What musical instruments were played?
Mostly just the organ. There was a guy with a guitar but I don't remember seeing it being played. There was also a choir of about 14 voices and two soloists.
Did anything distract you?
One of the men in the choir looked uncannily like ex-England footballer Stuart Pearce. The more I looked, the more convinced I was it might actually be him. Also, there was a fairly pretty girl sitting near me who arrived with another girl, and I couldn't help but wonder if she was, you know, "L" or maybe even "B", but definitely not "T". In fact, I spent a lot of the time wondering who was and who wasn't gay. Some were "obvious", as they used to say, but others just looked so "straight" (no offence intended; I have lived a fairly cloistered existence thus far).
Was the worship stiff-upper-lip, happy clappy, or what?

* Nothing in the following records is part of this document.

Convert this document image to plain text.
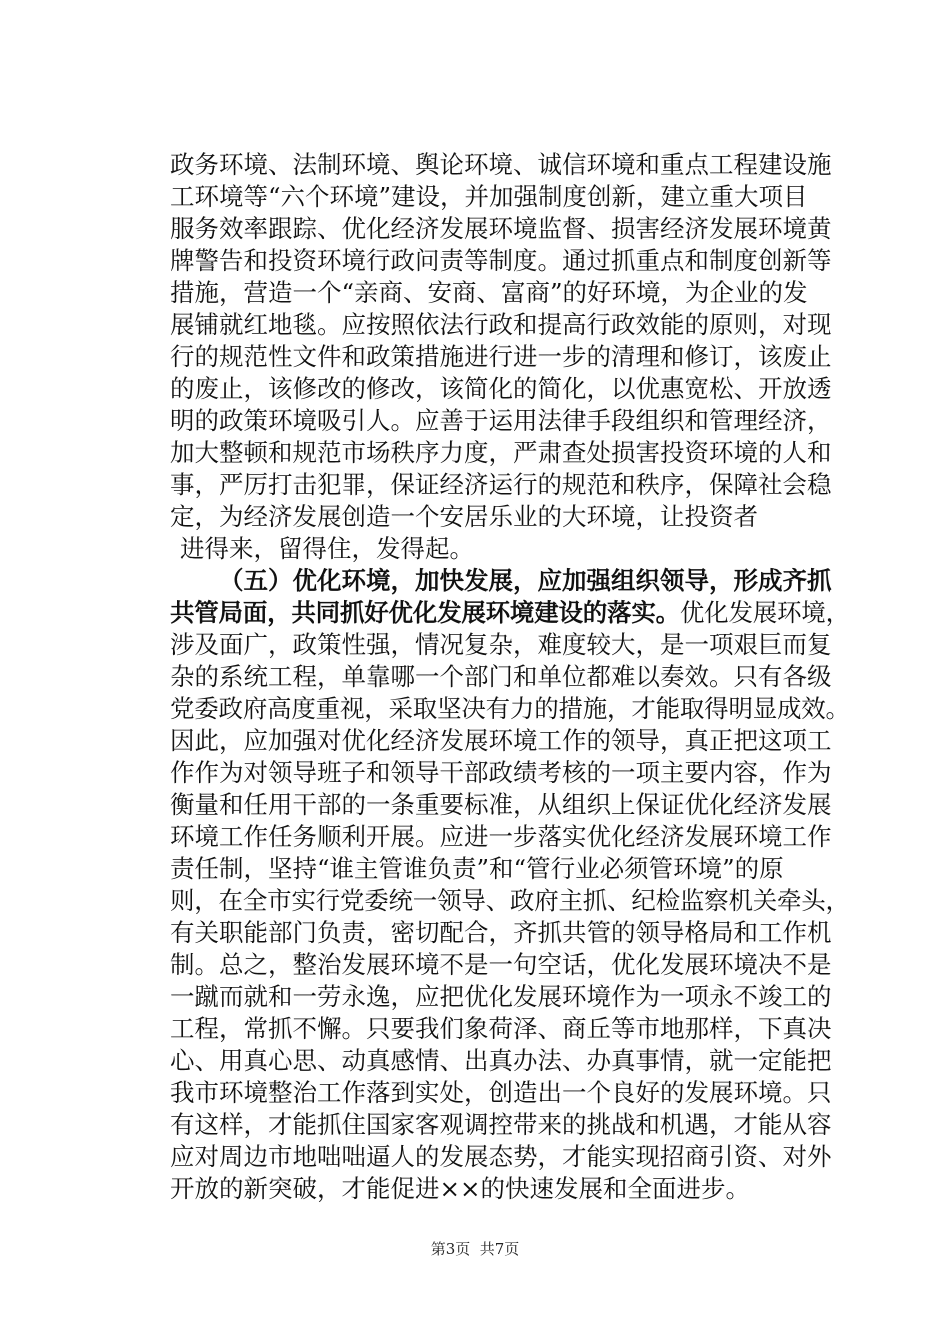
政务环境、法制环境、舆论环境、诚信环境和重点工程建设施
工环境等“六个环境”建设，并加强制度创新，建立重大项目
服务效率跟踪、优化经济发展环境监督、损害经济发展环境黄
牌警告和投资环境行政问责等制度。通过抓重点和制度创新等
措施，营造一个“亲商、安商、富商”的好环境，为企业的发
展铺就红地毯。应按照依法行政和提高行政效能的原则，对现
行的规范性文件和政策措施进行进一步的清理和修订，该废止
的废止，该修改的修改，该简化的简化，以优惠宽松、开放透
明的政策环境吸引人。应善于运用法律手段组织和管理经济，
加大整顿和规范市场秩序力度，严肃查处损害投资环境的人和
事，严厉打击犯罪，保证经济运行的规范和秩序，保障社会稳
定，为经济发展创造一个安居乐业的大环境，让投资者
进得来，留得住，发得起。
（五）优化环境，加快发展，应加强组织领导，形成齐抓
共管局面，共同抓好优化发展环境建设的落实。优化发展环境，
涉及面广，政策性强，情况复杂，难度较大，是一项艰巨而复
杂的系统工程，单靠哪一个部门和单位都难以奏效。只有各级
党委政府高度重视，采取坚决有力的措施，才能取得明显成效。
因此，应加强对优化经济发展环境工作的领导，真正把这项工
作作为对领导班子和领导干部政绩考核的一项主要内容，作为
衡量和任用干部的一条重要标准，从组织上保证优化经济发展
环境工作任务顺利开展。应进一步落实优化经济发展环境工作
责任制，坚持“谁主管谁负责”和“管行业必须管环境”的原
则，在全市实行党委统一领导、政府主抓、纪检监察机关牵头，
有关职能部门负责，密切配合，齐抓共管的领导格局和工作机
制。总之，整治发展环境不是一句空话，优化发展环境决不是
一蹴而就和一劳永逸，应把优化发展环境作为一项永不竣工的
工程，常抓不懈。只要我们象荷泽、商丘等市地那样，下真决
心、用真心思、动真感情、出真办法、办真事情，就一定能把
我市环境整治工作落到实处，创造出一个良好的发展环境。只
有这样，才能抓住国家客观调控带来的挑战和机遇，才能从容
应对周边市地咄咄逼人的发展态势，才能实现招商引资、对外
开放的新突破，才能促进××的快速发展和全面进步。
第3页  共7页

I had fun on the way imagining what gay worship might be like. I was hoping for some kind of disco beat with maybe a nod to Jimmy Somerville, the Scottish pop singer with the falsetto voice. As it turned out, the songs we sang were all well known Christian choruses (not hymns) and fairly inoffensive. The choir, who featured heavily in this service, were more risque; they opened up with ... wait for it ... a rendition of "Love Changes Everything" by Andrew Lloyd Webber, which was admittedly splendid! Every time they sang a piece, they received enthusiastic applause. Also, a poem was recited about finding love in unsuspected places.
Exactly how long was the sermon?
On a scale of 1-10, how good was the preacher?
7 – It was an appeal for love, inclusivity and celebration of diversity of every kind, especially in sexual orientation.
In a nutshell, what was the sermon about?
Now is the time for the mainstream churches to make peace with the LGBT community. Historically, the Bible has been used to support slavery and apartheid. Just as such applications have since been ruled out of court, it must also be acknowledged that opposing LGBT Christians in the same manner is unbiblical.
Which part of the service was like being in heaven?
The attitude that came through loud and clear was that although the LGBT Christian community in Belfast is small in number, and despite the fact that they feel they have suffered much at the hands of other Christians, they are resolved to adopt a posture of peace and unconditional love toward those who persecute them. This impressed me greatly despite my own unresolved tensions concerning the LGBT issue.
And which part was like being in... er... the other place?
Remember the stones we were given at the door? The minister explained that everyone was expected to file to the front and make a "friendship circle" with our individual stones. I felt under serious pressure. I had previously noticed someone I knew, and really didn't want them to see me. Either my Mystery Worshipper mask would have slipped, or I would have been perceived as gay when I wasn't sure I was ready to handle that! A real dilemma.
What happened when you hung around after the service looking lost?
I felt too uncomfortable to hang around. The minister encouraged everyone to exchange the peace with one another before leaving, so I shook hands with a few people and made a quick getaway.
How would you describe the after-service coffee?
There wasn't any, which was a surprise, as I had spied a bench at the back with a kettle and some biscuit tins. For me, the term celebration conjures up ideas of eating, drinking and making merry, so I think the service-naming committee messed up today. Disappointing.
How would you feel about making another visit (where 10 = ecstatic, 0 = terminal)?
6 – I don't think I would have a problem attending here again. As for worshipping with LGBT Christians, I don't think I know enough to form a judgment. I didn't even realise they existed until last week! I am certainly interested in spending more time with these people and would like to understand their faith more clearly.
Did the service make you feel glad to be a Christian?
I actually felt slightly disoriented. Often it felt surreal, like I was in an episode of Vicar of Dibley, but the sheer normalcy of most of the proceedings was disarming and has upset my fairly settled world view somewhat.
What one thing will you remember about all this in seven days' time ?
The incredibly camp rendition of "Love Changes Everything."